The COVID-19’s disposable masks and plastic gloves are now polluting the world, creating a massive plastic waste dilemma that requires serious and immediate actions. Its use is essential to protect humans from the virus, but improper management of these single-use pieces threatens the environment.
According to BBC, globally, the world’s population is carelessly throwing away 129 billion masks and 65 billion plastic gloves every month during the pandemic, establishing a new wave of plastic pollution. Improper medical waste disposal that does not comply with existing regulations will pollute land and waters and endanger the fauna and ecosystems. Thus, safe waste management is a must to minimize environmental impacts without abandoning the importance of wearing masks and gloves to prevent the spread of disease.
“Throughout 2020, used masks are the culprit that ensnares animals like birds and turtles, leading some to death,” said Chandra Wahyu Purnomo at UGM Agrotechnology Innovation Center (PIAT), Friday (30/4).
Encouraged by this concern, Universitas Gadjah Mada collaborates with the Bandung Institute of Technology and Sebelas Maret University to create Dumask (Dropbox-Used Mask), a program specializing in medical waste management system for disposable masks and plastic gloves.
“Dumask is specially made to provide a safe and environmentally friendly disposal route for used masks and gloves collected from the general public,” he said.
This project is funded by the Indonesian Collaborative Research Program (PPKI) starting February 2021. Firstly, boxes will be installed in several locations to collect the used masks and gloves. Later, an application will regularly monitor the capacity of the drop boxes. Notifications will appear on the application and website when boxes are full. Then, responsible officers will take the boxes and decompose the waste by heating it at high temperatures (pyrolysis).
“UGM has Recycling Innovation House (RINDU), a center for waste and waste technology processing and development that has adequate thermal-tech waste destruction equipment, here at PIAT,” he said.
One collecting box of a volume of 30 liters can accommodate around 500 used masks/gloves. As it is still on a small scale, a carton box costs 50 thousand rupiahs and will be cheaper once mass production begins. Also, the production speed hugely depends on the speed of the box company and the workshop to fulfill the needs for Dumask materials, namely carton boxes and stainless steel.

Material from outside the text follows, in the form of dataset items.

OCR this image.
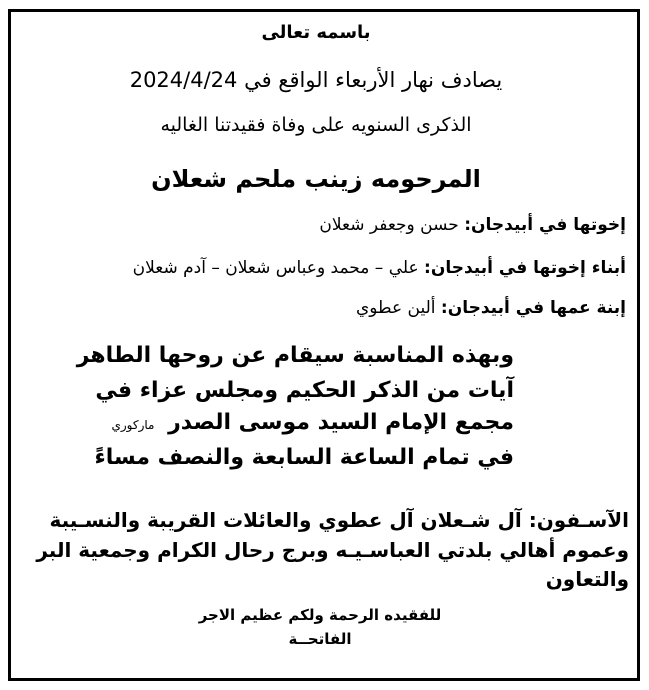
باسمه تعالى
يصادف نهار الأربعاء الواقع في 2024/4/24
الذكرى السنويه على وفاة فقيدتنا الغاليه
المرحومه زينب ملحم شعلان
إخوتها في أبيدجان: حسن وجعفر شعلان
أبناء إخوتها في أبيدجان: علي – محمد وعباس شعلان – آدم شعلان
إبنة عمها في أبيدجان: ألين عطوي
وبهذه المناسبة سيقام عن روحها الطاهر
آيات من الذكر الحكيم ومجلس عزاء في
مجمع الإمام السيد موسى الصدر ماركوري
في تمام الساعة السابعة والنصف مساءً
الآسـفون: آل شـعلان آل عطوي والعائلات القريبة والنسـيبة
وعموم أهالي بلدتي العباسـيـه وبرج رحال الكرام وجمعية البر
والتعاون
للفقيده الرحمة ولكم عظيم الاجر
الفاتحــة
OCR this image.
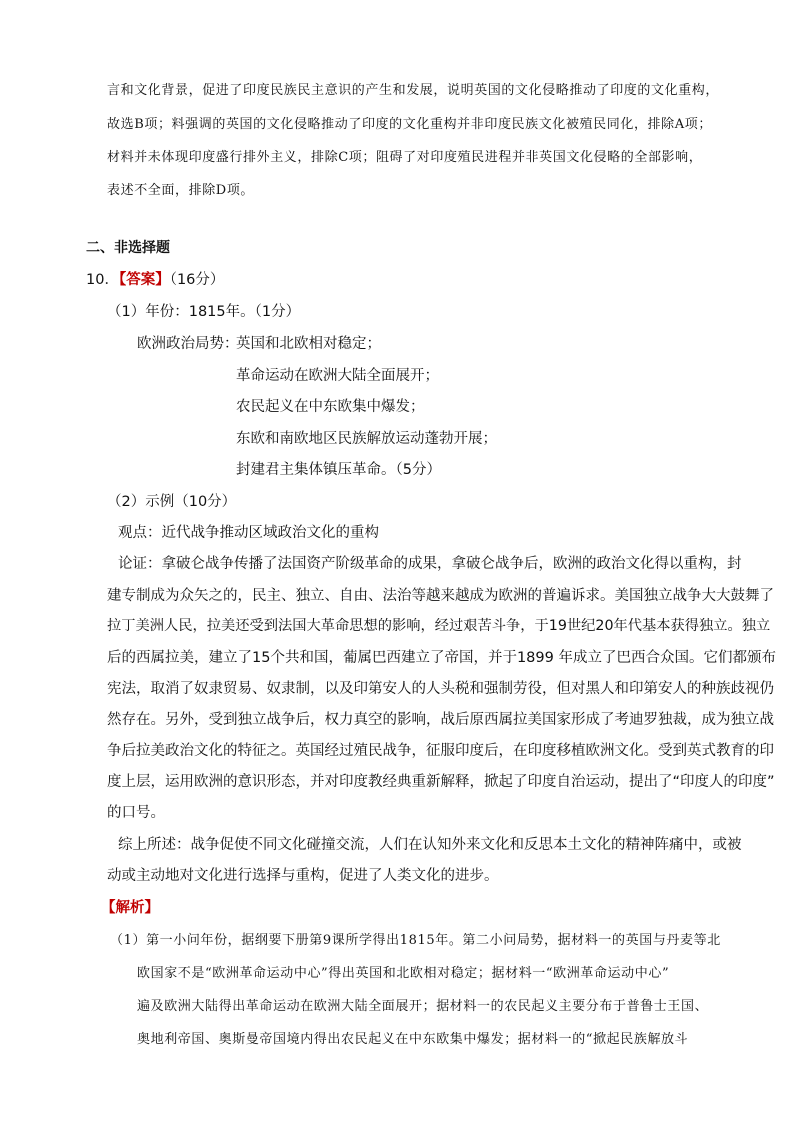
言和文化背景，促进了印度民族民主意识的产生和发展，说明英国的文化侵略推动了印度的文化重构，
故选B项；料强调的英国的文化侵略推动了印度的文化重构并非印度民族文化被殖民同化，排除A项；
材料并未体现印度盛行排外主义，排除C项；阻碍了对印度殖民进程并非英国文化侵略的全部影响，
表述不全面，排除D项。
二、非选择题
10．【答案】（16分）
（1）年份：1815年。（1分）
欧洲政治局势：
英国和北欧相对稳定；
革命运动在欧洲大陆全面展开；
农民起义在中东欧集中爆发；
东欧和南欧地区民族解放运动蓬勃开展；
封建君主集体镇压革命。（5分）
（2）示例（10分）
观点：近代战争推动区域政治文化的重构
论证：拿破仑战争传播了法国资产阶级革命的成果，拿破仑战争后，欧洲的政治文化得以重构，封
建专制成为众矢之的，民主、独立、自由、法治等越来越成为欧洲的普遍诉求。美国独立战争大大鼓舞了
拉丁美洲人民，拉美还受到法国大革命思想的影响，经过艰苦斗争，于19世纪20年代基本获得独立。独立
后的西属拉美，建立了15个共和国，葡属巴西建立了帝国，并于1899 年成立了巴西合众国。它们都颁布
宪法，取消了奴隶贸易、奴隶制，以及印第安人的人头税和强制劳役，但对黑人和印第安人的种族歧视仍
然存在。另外，受到独立战争后，权力真空的影响，战后原西属拉美国家形成了考迪罗独裁，成为独立战
争后拉美政治文化的特征之。英国经过殖民战争，征服印度后，在印度移植欧洲文化。受到英式教育的印
度上层，运用欧洲的意识形态，并对印度教经典重新解释，掀起了印度自治运动，提出了“印度人的印度”
的口号。
综上所述：战争促使不同文化碰撞交流，人们在认知外来文化和反思本土文化的精神阵痛中，或被
动或主动地对文化进行选择与重构，促进了人类文化的进步。
【解析】
（1）第一小问年份，据纲要下册第9课所学得出1815年。第二小问局势，据材料一的英国与丹麦等北
欧国家不是“欧洲革命运动中心”得出英国和北欧相对稳定；据材料一“欧洲革命运动中心”
遍及欧洲大陆得出革命运动在欧洲大陆全面展开；据材料一的农民起义主要分布于普鲁士王国、
奥地利帝国、奥斯曼帝国境内得出农民起义在中东欧集中爆发；据材料一的“掀起民族解放斗
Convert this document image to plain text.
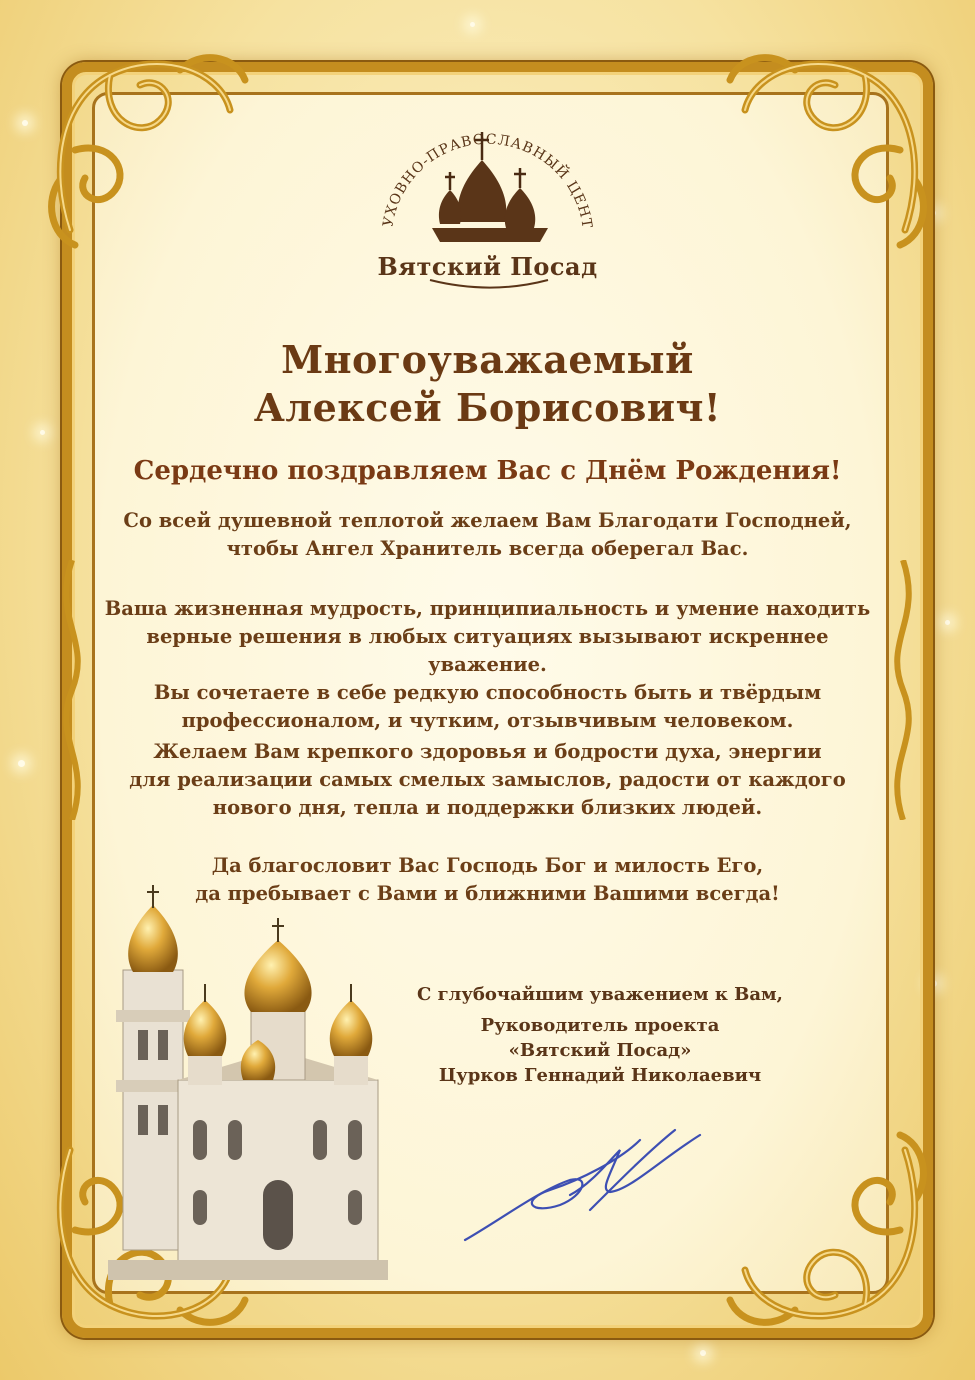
УХОВНО-ПРАВОСЛАВНЫЙ ЦЕНТ
Вятский Посад
Многоуважаемый
Алексей Борисович!
Сердечно поздравляем Вас с Днём Рождения!
Со всей душевной теплотой желаем Вам Благодати Господней,
чтобы Ангел Хранитель всегда оберегал Вас.
Ваша жизненная мудрость, принципиальность и умение находить
верные решения в любых ситуациях вызывают искреннее уважение.
Вы сочетаете в себе редкую способность быть и твёрдым
профессионалом, и чутким, отзывчивым человеком.
Желаем Вам крепкого здоровья и бодрости духа, энергии
для реализации самых смелых замыслов, радости от каждого
нового дня, тепла и поддержки близких людей.
Да благословит Вас Господь Бог и милость Его,
да пребывает с Вами и ближними Вашими всегда!
С глубочайшим уважением к Вам,
Руководитель проекта
«Вятский Посад»
Цурков Геннадий Николаевич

“Finding a carton box manufacturing company tailored for large capacity is quite difficult in Yogyakarta, so is getting people to dispose of litter, especially masks and gloves, to the provided drop boxes,” he explained.
Chandra added that other partner universities would take care of the development of the pyrolysis reactor. Members of the Indonesia Solid Waste Forum (ISWF), such as Airlangga University, Ahmad Dahlan University, ATK Polytechnic, Janabadra University, and Proklamasi 45 University, also supported the project. He also hoped local governments could soon adopt Dumask to help provide a proper medical waste management system capable of minimizing pandemic-caused plastic threats.